Так что я снова подношу ножницы к сумке и начинаю резать. Через какое-то время я выхожу с сумкой на пристань. Там я чуть раньше видела острый нож на тележке с едой. Найдя его, просовываю лезвие в уже проделанную дыру и пытаюсь пилить. Мне слышно, как Марк в бунгало включает душ.
Я продолжаю пилить до тех пор, пока в дыру не проходит рука, затем тяну изо всех сил, разрывая прорезанную ткань. Она рвется с долгим и приятным низким звуком. Я разворачиваюсь, чтобы крикнуть об этом Марку, но он в дýше.

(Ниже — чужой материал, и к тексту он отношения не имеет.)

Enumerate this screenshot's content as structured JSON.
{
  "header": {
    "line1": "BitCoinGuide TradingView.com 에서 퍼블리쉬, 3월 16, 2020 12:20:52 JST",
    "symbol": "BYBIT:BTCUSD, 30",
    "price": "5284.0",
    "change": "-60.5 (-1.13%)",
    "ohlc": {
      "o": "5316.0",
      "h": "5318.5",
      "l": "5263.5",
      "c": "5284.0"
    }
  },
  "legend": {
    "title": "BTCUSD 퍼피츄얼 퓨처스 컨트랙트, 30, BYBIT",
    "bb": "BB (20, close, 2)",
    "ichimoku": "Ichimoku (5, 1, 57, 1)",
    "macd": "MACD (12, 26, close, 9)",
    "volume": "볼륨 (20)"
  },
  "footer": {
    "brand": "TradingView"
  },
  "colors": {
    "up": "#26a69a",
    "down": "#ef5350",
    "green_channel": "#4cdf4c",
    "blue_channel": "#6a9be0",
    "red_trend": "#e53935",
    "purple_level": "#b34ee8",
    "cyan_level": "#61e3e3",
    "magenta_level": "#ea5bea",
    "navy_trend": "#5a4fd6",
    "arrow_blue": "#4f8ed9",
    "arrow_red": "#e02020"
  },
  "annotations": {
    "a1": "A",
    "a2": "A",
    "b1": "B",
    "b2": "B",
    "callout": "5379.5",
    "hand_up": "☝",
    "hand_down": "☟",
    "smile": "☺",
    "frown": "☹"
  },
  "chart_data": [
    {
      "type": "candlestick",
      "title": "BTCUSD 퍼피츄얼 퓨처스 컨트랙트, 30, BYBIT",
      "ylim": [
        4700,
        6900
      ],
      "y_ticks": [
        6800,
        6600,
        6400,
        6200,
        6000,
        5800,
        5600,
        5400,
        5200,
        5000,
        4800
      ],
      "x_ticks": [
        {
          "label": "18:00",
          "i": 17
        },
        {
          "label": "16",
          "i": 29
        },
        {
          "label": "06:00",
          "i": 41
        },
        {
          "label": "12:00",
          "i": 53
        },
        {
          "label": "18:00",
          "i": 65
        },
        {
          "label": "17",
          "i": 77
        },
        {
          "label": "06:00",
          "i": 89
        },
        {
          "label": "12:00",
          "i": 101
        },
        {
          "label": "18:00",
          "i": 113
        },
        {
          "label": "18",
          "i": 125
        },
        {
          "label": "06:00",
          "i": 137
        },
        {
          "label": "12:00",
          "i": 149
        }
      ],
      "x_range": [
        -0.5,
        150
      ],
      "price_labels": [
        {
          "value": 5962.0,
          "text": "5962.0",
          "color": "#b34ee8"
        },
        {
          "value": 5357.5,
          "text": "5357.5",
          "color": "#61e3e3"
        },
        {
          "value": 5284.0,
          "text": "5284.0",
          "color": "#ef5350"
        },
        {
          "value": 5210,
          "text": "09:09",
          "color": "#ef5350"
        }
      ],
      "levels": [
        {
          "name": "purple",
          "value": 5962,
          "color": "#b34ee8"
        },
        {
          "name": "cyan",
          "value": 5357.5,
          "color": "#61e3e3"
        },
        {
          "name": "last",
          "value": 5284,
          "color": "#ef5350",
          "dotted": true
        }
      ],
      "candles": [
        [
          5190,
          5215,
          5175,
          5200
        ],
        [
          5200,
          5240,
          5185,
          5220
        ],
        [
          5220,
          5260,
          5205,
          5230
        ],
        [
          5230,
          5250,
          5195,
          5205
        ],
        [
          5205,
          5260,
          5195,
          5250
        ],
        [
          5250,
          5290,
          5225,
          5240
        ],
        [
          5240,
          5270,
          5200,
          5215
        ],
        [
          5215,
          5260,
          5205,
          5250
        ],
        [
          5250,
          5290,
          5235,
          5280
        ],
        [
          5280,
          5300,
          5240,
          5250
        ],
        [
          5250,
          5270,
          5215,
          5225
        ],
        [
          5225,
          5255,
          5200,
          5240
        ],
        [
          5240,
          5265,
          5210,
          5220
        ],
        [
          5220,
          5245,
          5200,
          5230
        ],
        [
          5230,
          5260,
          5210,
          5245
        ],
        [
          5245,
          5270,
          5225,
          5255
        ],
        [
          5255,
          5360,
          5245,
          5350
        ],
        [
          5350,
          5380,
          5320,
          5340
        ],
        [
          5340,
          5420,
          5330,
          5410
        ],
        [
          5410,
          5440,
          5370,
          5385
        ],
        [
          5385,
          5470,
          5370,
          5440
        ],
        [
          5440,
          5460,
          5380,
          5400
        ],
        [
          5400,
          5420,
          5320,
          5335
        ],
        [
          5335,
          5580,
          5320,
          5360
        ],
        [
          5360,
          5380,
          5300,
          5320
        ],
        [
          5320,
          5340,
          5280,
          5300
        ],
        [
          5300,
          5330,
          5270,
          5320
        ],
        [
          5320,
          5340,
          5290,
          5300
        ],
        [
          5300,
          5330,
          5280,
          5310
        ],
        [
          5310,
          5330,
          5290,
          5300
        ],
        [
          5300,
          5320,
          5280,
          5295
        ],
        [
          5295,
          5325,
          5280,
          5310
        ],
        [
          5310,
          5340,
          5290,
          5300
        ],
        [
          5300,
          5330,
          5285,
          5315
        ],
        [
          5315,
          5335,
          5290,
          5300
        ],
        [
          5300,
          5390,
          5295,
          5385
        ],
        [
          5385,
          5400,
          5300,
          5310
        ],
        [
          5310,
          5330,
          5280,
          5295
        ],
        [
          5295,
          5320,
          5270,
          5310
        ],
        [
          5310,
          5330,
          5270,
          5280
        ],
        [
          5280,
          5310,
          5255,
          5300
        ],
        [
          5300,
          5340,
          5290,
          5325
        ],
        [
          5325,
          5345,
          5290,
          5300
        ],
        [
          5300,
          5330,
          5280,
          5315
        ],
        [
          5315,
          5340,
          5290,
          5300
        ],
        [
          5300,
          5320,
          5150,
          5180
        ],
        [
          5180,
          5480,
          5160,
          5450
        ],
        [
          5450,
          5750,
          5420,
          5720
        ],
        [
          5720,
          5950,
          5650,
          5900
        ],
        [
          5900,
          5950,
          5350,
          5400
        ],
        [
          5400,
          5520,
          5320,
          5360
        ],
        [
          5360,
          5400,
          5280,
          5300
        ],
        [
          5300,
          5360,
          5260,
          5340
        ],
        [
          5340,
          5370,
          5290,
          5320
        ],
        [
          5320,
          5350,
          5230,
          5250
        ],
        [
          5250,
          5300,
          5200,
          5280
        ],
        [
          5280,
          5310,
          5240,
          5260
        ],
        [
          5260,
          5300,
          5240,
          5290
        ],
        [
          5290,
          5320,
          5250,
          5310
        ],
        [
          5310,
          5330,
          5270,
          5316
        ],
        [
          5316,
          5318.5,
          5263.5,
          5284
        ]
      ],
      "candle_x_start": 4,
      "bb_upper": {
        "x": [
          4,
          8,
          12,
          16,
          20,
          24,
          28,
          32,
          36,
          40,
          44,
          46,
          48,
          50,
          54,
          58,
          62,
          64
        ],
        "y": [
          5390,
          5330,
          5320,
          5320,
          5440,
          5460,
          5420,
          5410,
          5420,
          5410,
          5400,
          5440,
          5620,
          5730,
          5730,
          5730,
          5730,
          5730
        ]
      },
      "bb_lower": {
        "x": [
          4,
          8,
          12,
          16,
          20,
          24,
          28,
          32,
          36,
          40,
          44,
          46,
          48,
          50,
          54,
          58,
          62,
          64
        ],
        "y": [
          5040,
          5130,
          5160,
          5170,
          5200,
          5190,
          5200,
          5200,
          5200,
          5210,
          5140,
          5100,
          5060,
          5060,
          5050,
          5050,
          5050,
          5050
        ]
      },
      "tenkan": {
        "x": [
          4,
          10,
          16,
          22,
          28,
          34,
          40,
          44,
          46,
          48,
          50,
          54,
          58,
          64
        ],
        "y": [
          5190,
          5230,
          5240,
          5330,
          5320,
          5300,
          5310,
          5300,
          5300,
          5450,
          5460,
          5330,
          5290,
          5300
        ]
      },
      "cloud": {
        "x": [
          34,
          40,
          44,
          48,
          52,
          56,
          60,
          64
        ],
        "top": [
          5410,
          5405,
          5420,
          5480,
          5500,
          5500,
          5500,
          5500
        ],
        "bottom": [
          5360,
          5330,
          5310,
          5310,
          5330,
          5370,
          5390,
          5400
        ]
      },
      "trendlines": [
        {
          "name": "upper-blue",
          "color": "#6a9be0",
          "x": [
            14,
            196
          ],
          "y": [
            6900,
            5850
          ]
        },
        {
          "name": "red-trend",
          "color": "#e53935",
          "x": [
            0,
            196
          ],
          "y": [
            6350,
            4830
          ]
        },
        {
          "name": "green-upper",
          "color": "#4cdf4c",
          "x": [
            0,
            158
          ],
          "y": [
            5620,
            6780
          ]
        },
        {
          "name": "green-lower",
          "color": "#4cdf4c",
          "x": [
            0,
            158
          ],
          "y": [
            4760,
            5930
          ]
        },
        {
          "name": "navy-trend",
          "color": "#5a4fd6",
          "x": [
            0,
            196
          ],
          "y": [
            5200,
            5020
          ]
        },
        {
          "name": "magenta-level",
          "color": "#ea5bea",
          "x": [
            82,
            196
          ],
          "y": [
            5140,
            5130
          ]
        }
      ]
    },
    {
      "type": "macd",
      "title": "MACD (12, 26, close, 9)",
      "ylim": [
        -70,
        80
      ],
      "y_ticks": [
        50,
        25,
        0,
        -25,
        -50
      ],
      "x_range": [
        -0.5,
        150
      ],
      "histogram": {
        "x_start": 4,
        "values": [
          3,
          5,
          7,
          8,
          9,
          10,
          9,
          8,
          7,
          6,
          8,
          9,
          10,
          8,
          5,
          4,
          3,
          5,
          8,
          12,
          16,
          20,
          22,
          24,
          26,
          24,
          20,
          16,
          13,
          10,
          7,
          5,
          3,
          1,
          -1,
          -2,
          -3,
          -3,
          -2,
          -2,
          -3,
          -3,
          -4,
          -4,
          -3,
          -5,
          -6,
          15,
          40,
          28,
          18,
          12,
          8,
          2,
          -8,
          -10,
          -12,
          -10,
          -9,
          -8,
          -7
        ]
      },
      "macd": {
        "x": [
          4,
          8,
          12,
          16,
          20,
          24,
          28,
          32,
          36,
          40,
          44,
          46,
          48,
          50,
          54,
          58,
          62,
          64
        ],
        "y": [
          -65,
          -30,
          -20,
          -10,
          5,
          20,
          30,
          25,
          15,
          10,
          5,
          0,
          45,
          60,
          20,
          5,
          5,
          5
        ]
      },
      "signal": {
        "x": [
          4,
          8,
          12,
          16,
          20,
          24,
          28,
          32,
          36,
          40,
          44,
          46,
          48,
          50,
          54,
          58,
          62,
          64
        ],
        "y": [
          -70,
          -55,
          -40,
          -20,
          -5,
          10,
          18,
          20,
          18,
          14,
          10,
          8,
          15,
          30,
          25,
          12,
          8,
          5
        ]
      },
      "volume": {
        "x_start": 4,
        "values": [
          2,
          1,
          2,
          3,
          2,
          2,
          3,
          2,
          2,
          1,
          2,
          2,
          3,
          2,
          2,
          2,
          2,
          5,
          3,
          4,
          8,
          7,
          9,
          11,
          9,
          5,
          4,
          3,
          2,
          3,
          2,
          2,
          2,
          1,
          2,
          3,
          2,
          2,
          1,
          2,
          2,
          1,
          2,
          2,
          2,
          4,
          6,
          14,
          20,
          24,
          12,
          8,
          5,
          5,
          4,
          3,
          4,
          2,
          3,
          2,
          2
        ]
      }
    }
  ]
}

Стоит ли мне его дождаться, чтобы взглянуть внутрь?
Нет.
Наклонив сумку над деревянным настилом, я рассматриваю ее содержимое.
И моргаю. Проходит довольно много времени.
Я думаю, что нужно позвать Марка. Но не зову. Просто смотрю.
Четыре предмета. Самый большой из них — тот, который я достаю первым. Он объемный, но куда легче, чем можно было бы предположить, глядя на его размер. Вот и выяснилось, что удерживало сумку на плаву. Бумага. Плотно упакованная бумага. А точнее, бумажные деньги. Прозрачная пластиковая вакуумная упаковка с деньгами. Американскими долларами. Они в пачках, на банковской ленте каждой из которых стоит маркировка «10 000$». Настоящие деньги. Настоящие, реальные деньги. Очень много.
Это впечатляет. На физическом уровне. Мой желудок подпрыгивает, и я бегу в ванную, но мне мешает резкая, пронзительная боль в ноге, поэтому выворачивает меня на середине пути через комнату. Я опускаюсь на четвереньки, опираюсь на пол, и рвота становится бесконтрольной. Меня рвет желчью, густой жгучей желчью. Страх становится видимым. Я со стоном пытаюсь перевести дыхание в перерывах между позывами.